St. Norbert researchers analyzing growth strategies to manage risk

Jamie Lynch, a researcher at St. Norbert College in De Pere, is working to demystify the process of business growth to better control risk.

“The argument here is simple,” Lynch said yesterday at KinnektorCon, a conference held in Appleton focused on startups, innovation and investment. “Our collaborative goal is to reduce risk by defining the terms and providing new intelligence for ideas that are already there, providing new insight into looking at the current market.”

He compares the current business climate with the field of human health in 1930, when there was no classification for obesity so little was done about it.

“Over the next 20 years or so, we started to understand that obesity was a risk, and from that we developed improved advice on how to cure obesity and manage it,” he said. “We also generated a $60 billion diet industry that was associated with this risk profile.”

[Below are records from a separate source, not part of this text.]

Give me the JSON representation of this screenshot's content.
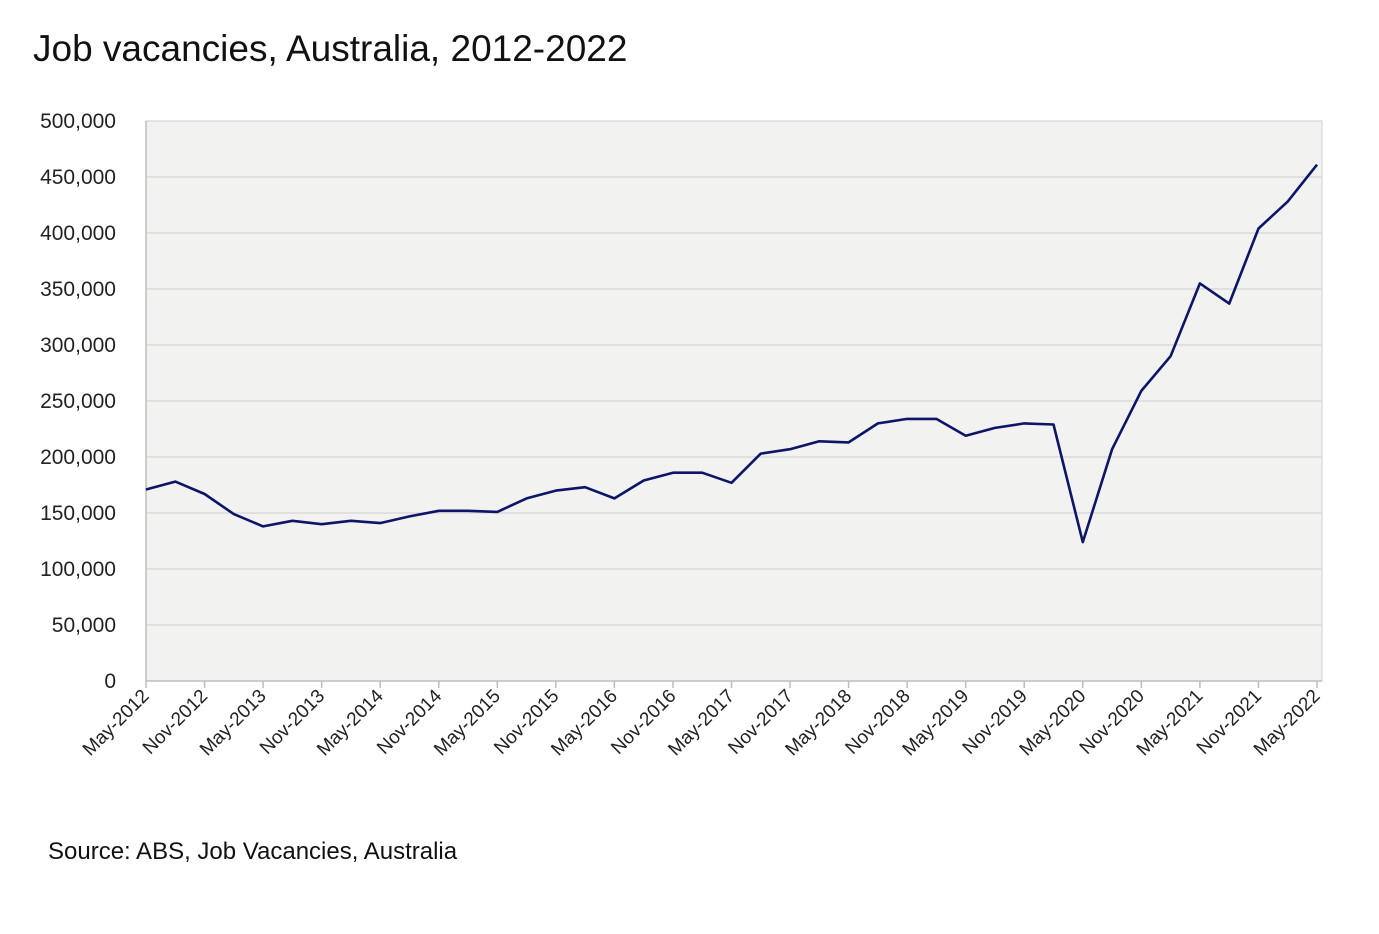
{
  "chart_data": {
    "type": "line",
    "title": "Job vacancies, Australia, 2012-2022",
    "source": "Source: ABS, Job Vacancies, Australia",
    "xlabel": "",
    "ylabel": "",
    "ylim": [
      0,
      500000
    ],
    "yticks": [
      0,
      50000,
      100000,
      150000,
      200000,
      250000,
      300000,
      350000,
      400000,
      450000,
      500000
    ],
    "ytick_labels": [
      "0",
      "50,000",
      "100,000",
      "150,000",
      "200,000",
      "250,000",
      "300,000",
      "350,000",
      "400,000",
      "450,000",
      "500,000"
    ],
    "xtick_labels": [
      "May-2012",
      "Nov-2012",
      "May-2013",
      "Nov-2013",
      "May-2014",
      "Nov-2014",
      "May-2015",
      "Nov-2015",
      "May-2016",
      "Nov-2016",
      "May-2017",
      "Nov-2017",
      "May-2018",
      "Nov-2018",
      "May-2019",
      "Nov-2019",
      "May-2020",
      "Nov-2020",
      "May-2021",
      "Nov-2021",
      "May-2022"
    ],
    "grid": true,
    "series": [
      {
        "name": "Job vacancies",
        "color": "#0d1566",
        "frequency": "quarterly",
        "values": [
          171000,
          178000,
          167000,
          149000,
          138000,
          143000,
          140000,
          143000,
          141000,
          147000,
          152000,
          152000,
          151000,
          163000,
          170000,
          173000,
          163000,
          179000,
          186000,
          186000,
          177000,
          203000,
          207000,
          214000,
          213000,
          230000,
          234000,
          234000,
          219000,
          226000,
          230000,
          229000,
          124000,
          207000,
          259000,
          290000,
          355000,
          337000,
          404000,
          428000,
          461000
        ]
      }
    ]
  }
}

In much the same way, the research project seeks to identify opportunities for business growth improvement that already exist, but aren’t yet understood. Researchers are relying on data from Wisconsin businesses to map “clear patterns in business for growth,” that haven’t been identified before.

“If we can identify the risk factors, change the language around risk so that we can control it and understand it, then we’ll be able to reduce the incidence of failure dramatically,” he said. “We’re just in the beginning stages of that.”

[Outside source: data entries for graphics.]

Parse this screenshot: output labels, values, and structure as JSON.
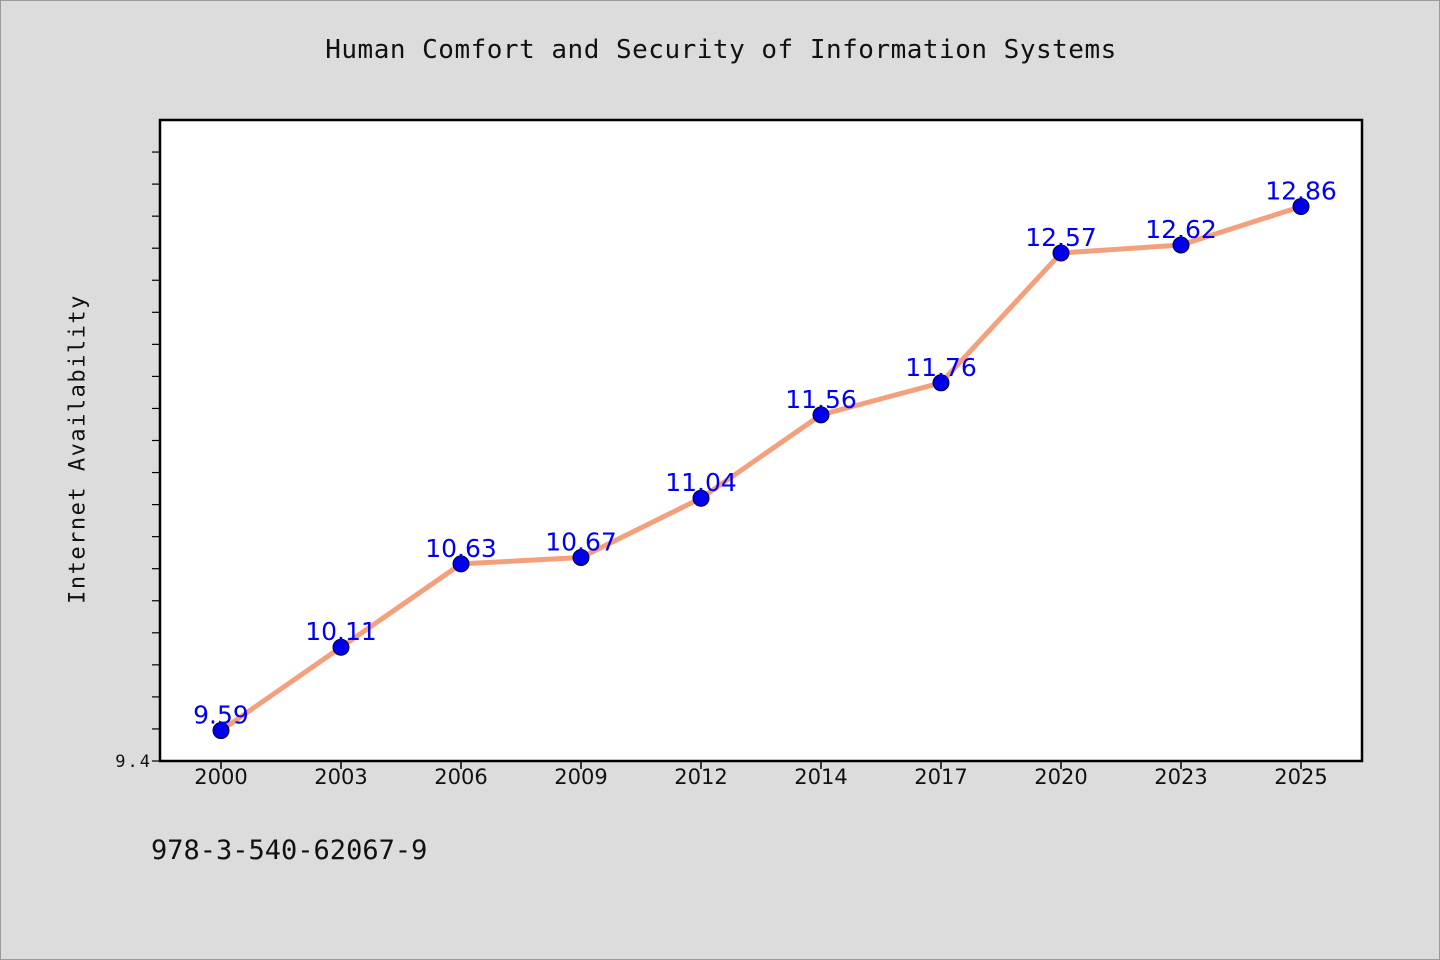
{
  "chart_data": {
    "type": "line",
    "title": "Human Comfort and Security of Information Systems",
    "xlabel": "",
    "ylabel": "Internet Availability",
    "categories": [
      "2000",
      "2003",
      "2006",
      "2009",
      "2012",
      "2014",
      "2017",
      "2020",
      "2023",
      "2025"
    ],
    "series": [
      {
        "values": [
          9.59,
          10.11,
          10.63,
          10.67,
          11.04,
          11.56,
          11.76,
          12.57,
          12.62,
          12.86
        ]
      }
    ],
    "data_labels": [
      "9.59",
      "10.11",
      "10.63",
      "10.67",
      "11.04",
      "11.56",
      "11.76",
      "12.57",
      "12.62",
      "12.86"
    ],
    "ylim": [
      9.4,
      13.4
    ],
    "y_tick_labels": [
      "9.4"
    ],
    "grid": false,
    "legend": "none",
    "colors": {
      "line": "#f4a07c",
      "marker": "#0000ee",
      "label": "#0000ee",
      "plot_background": "#ffffff",
      "page_background": "#dcdcdc"
    }
  },
  "footer": {
    "isbn": "978-3-540-62067-9"
  }
}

This research project is being undertaken in partnership with Aurora WDC, a global research and technology company. Researchers from Aurora WDC and St. Norbert are trying to “reverse engineer best practices” using data from other businesses that have successfully brought new products to market.

Arik Johnson, the company’s founder and chairman, has been studying market factors for over 13 years. For this project, his work incorporates elements of disruptive innovation theory and competitive intelligence doctrine. Johnson says that second school of thought came into play in the 1980s and 1990s when corporate America was experiencing explosive growth.

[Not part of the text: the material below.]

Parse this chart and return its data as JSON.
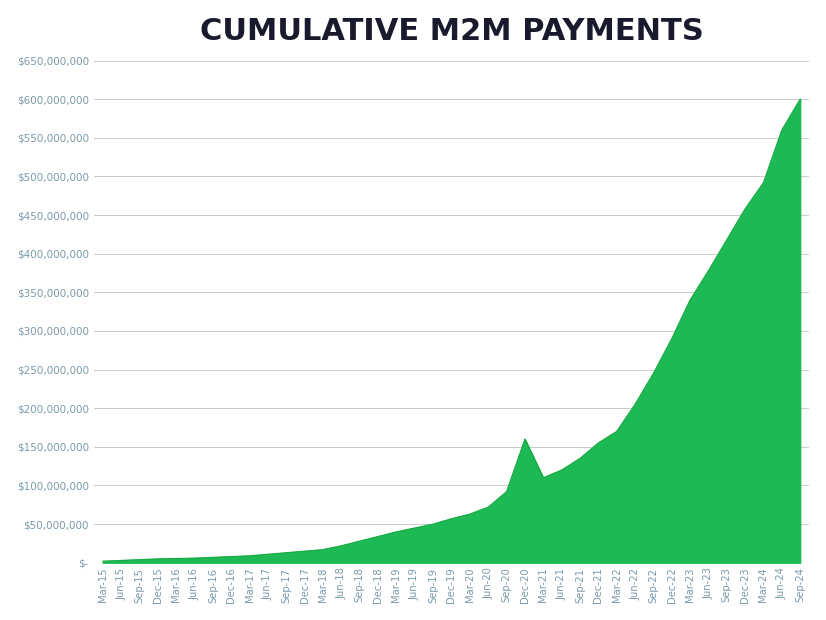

“We were coping with offshore competition that we couldn’t understand… We couldn’t understand how they could make products that were just as good or better than ours, and sell it for 10 cents on the dollar,” he said. “So that was a lot of the impetus behind trying to figure out how disruption works.”

The eventual goal of this project is to create an index with insight and statistics that other businesses can use to shape their own strategies.